HOW WE DEFINE CONSENT
In order to make sure the sexual activity you are engaging in feels safe for everyone involved, it is important to establish consent and make sure that you and your partner(s) are comfortable. This means determining what peoples’ boundaries are before beginning or taking any new steps, either through verbal communication, or through some kind of previously agreed upon sign. Consent is the presence of “yes” and not just the absence of “no,” with the understanding that everyone can change their mind, stop, or back up at any time. In order to work towards making a truly informed decision, you can identify all pertinent information, and each person can take into account different forms of privilege and power, such as age, gender, disability, sexual orientation, survivor status, STI status, class, race, etc. Consent should be established each and every time sexual activity happens, regardless of past interactions.
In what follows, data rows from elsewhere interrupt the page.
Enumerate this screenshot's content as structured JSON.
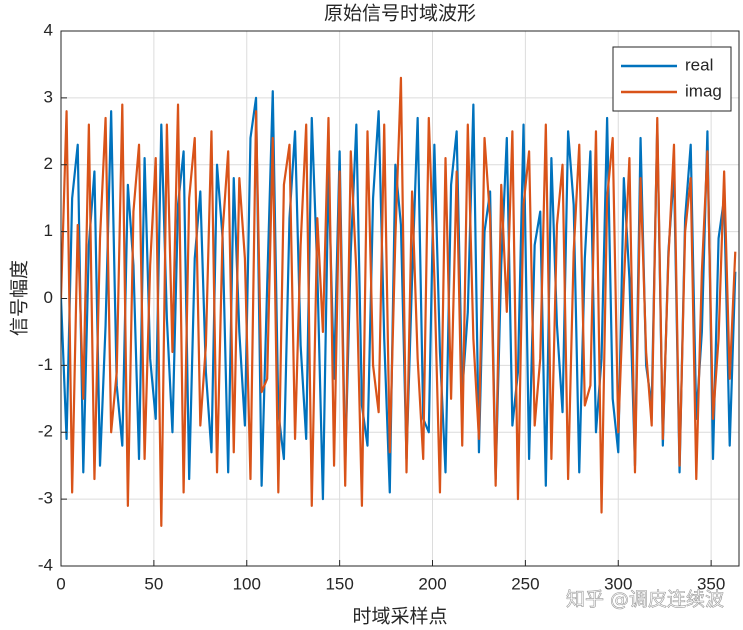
{
  "chart_data": {
    "type": "line",
    "title": "原始信号时域波形",
    "xlabel": "时域采样点",
    "ylabel": "信号幅度",
    "watermark": "知乎 @调皮连续波",
    "x": [
      0,
      3,
      6,
      9,
      12,
      15,
      18,
      21,
      24,
      27,
      30,
      33,
      36,
      39,
      42,
      45,
      48,
      51,
      54,
      57,
      60,
      63,
      66,
      69,
      72,
      75,
      78,
      81,
      84,
      87,
      90,
      93,
      96,
      99,
      102,
      105,
      108,
      111,
      114,
      117,
      120,
      123,
      126,
      129,
      132,
      135,
      138,
      141,
      144,
      147,
      150,
      153,
      156,
      159,
      162,
      165,
      168,
      171,
      174,
      177,
      180,
      183,
      186,
      189,
      192,
      195,
      198,
      201,
      204,
      207,
      210,
      213,
      216,
      219,
      222,
      225,
      228,
      231,
      234,
      237,
      240,
      243,
      246,
      249,
      252,
      255,
      258,
      261,
      264,
      267,
      270,
      273,
      276,
      279,
      282,
      285,
      288,
      291,
      294,
      297,
      300,
      303,
      306,
      309,
      312,
      315,
      318,
      321,
      324,
      327,
      330,
      333,
      336,
      339,
      342,
      345,
      348,
      351,
      354,
      357,
      360,
      363
    ],
    "series": [
      {
        "name": "real",
        "color": "#0072bd",
        "values": [
          0,
          -2.1,
          1.5,
          2.3,
          -2.6,
          0.8,
          1.9,
          -2.5,
          -0.4,
          2.8,
          -1.3,
          -2.2,
          1.7,
          0.5,
          -2.4,
          2.1,
          -0.9,
          -1.8,
          2.6,
          -0.3,
          -2.0,
          1.4,
          2.2,
          -2.7,
          0.6,
          1.6,
          -1.1,
          -2.3,
          2.0,
          0.9,
          -2.6,
          1.8,
          -0.5,
          -1.9,
          2.4,
          3.0,
          -2.8,
          0.2,
          3.1,
          -1.7,
          -2.4,
          1.2,
          2.5,
          -0.7,
          -2.1,
          2.7,
          0.4,
          -3.0,
          1.9,
          -1.2,
          2.2,
          -2.5,
          0.7,
          2.6,
          -1.6,
          -2.2,
          1.5,
          2.8,
          -0.6,
          -2.9,
          2.0,
          1.1,
          -2.4,
          0.3,
          2.7,
          -1.8,
          -2.0,
          2.3,
          -0.8,
          -2.6,
          1.7,
          2.5,
          -1.4,
          -0.2,
          2.9,
          -2.3,
          1.0,
          1.6,
          -2.7,
          0.5,
          2.4,
          -1.9,
          -1.1,
          2.6,
          -2.4,
          0.8,
          1.3,
          -2.8,
          2.1,
          -0.4,
          -1.7,
          2.5,
          1.4,
          -2.6,
          0.6,
          2.2,
          -2.0,
          -0.9,
          2.7,
          -1.5,
          -2.3,
          1.8,
          0.3,
          -2.5,
          2.4,
          -1.0,
          -1.6,
          2.6,
          -2.2,
          0.7,
          1.9,
          -2.6,
          1.2,
          2.3,
          -1.8,
          -0.5,
          2.5,
          -2.4,
          0.9,
          1.5,
          -2.2,
          0.4
        ]
      },
      {
        "name": "imag",
        "color": "#d95319",
        "values": [
          0,
          2.8,
          -2.9,
          1.1,
          -1.5,
          2.6,
          -2.7,
          0.9,
          2.7,
          -2.0,
          -1.1,
          2.9,
          -3.1,
          1.3,
          2.3,
          -2.4,
          0.5,
          2.1,
          -3.4,
          2.6,
          -0.8,
          2.9,
          -2.9,
          1.5,
          2.4,
          -1.9,
          -0.7,
          2.5,
          -2.6,
          1.0,
          2.2,
          -2.3,
          1.8,
          0.6,
          -2.7,
          2.8,
          -1.4,
          -1.2,
          2.4,
          -2.9,
          1.7,
          2.3,
          -2.1,
          0.8,
          2.6,
          -3.1,
          1.2,
          -0.5,
          2.7,
          -2.5,
          1.9,
          -2.8,
          2.2,
          0.4,
          -3.1,
          2.5,
          -1.0,
          -1.7,
          2.6,
          -2.3,
          0.9,
          3.3,
          -2.6,
          1.6,
          -0.9,
          -2.4,
          2.7,
          0.3,
          -2.9,
          2.1,
          -1.5,
          1.9,
          -2.2,
          2.6,
          -0.6,
          -2.1,
          2.4,
          1.2,
          -2.8,
          1.7,
          -0.2,
          2.5,
          -3.0,
          1.4,
          2.2,
          -1.9,
          -0.9,
          2.6,
          -2.4,
          1.1,
          2.0,
          -2.7,
          0.7,
          2.3,
          -1.6,
          -1.3,
          2.5,
          -3.2,
          1.5,
          2.4,
          -2.0,
          0.2,
          2.1,
          -2.6,
          1.8,
          -0.8,
          -1.9,
          2.7,
          -2.1,
          0.6,
          2.3,
          -2.5,
          1.0,
          1.8,
          -2.7,
          0.4,
          2.2,
          -1.8,
          -0.6,
          1.9,
          -1.2,
          0.7
        ]
      }
    ],
    "xlim": [
      0,
      365
    ],
    "xticks": [
      0,
      50,
      100,
      150,
      200,
      250,
      300,
      350
    ],
    "ylim": [
      -4,
      4
    ],
    "yticks": [
      -4,
      -3,
      -2,
      -1,
      0,
      1,
      2,
      3,
      4
    ],
    "grid": true,
    "legend": "top-right"
  }
}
If someone has been misled, pressured, or threatened, they cannot give informed consent. Additionally, the use of alcohol or other substances can interfere with someone’s ability to make clear decisions about the level of intimacy they are comfortable with. The more intoxicated a person is, the harder it is to give conscious consent.
We don’t know everything about consent. This is a general set of guidelines. Only you know what you are comfortable with and what is best for you. Knowing your own boundaries, feelings, and desires can help you better define what you consent to, and communicating this to your partner(s) can also make sex more fun! Understanding consent is a big step towards sexual liberation, plus it’s totally sweet!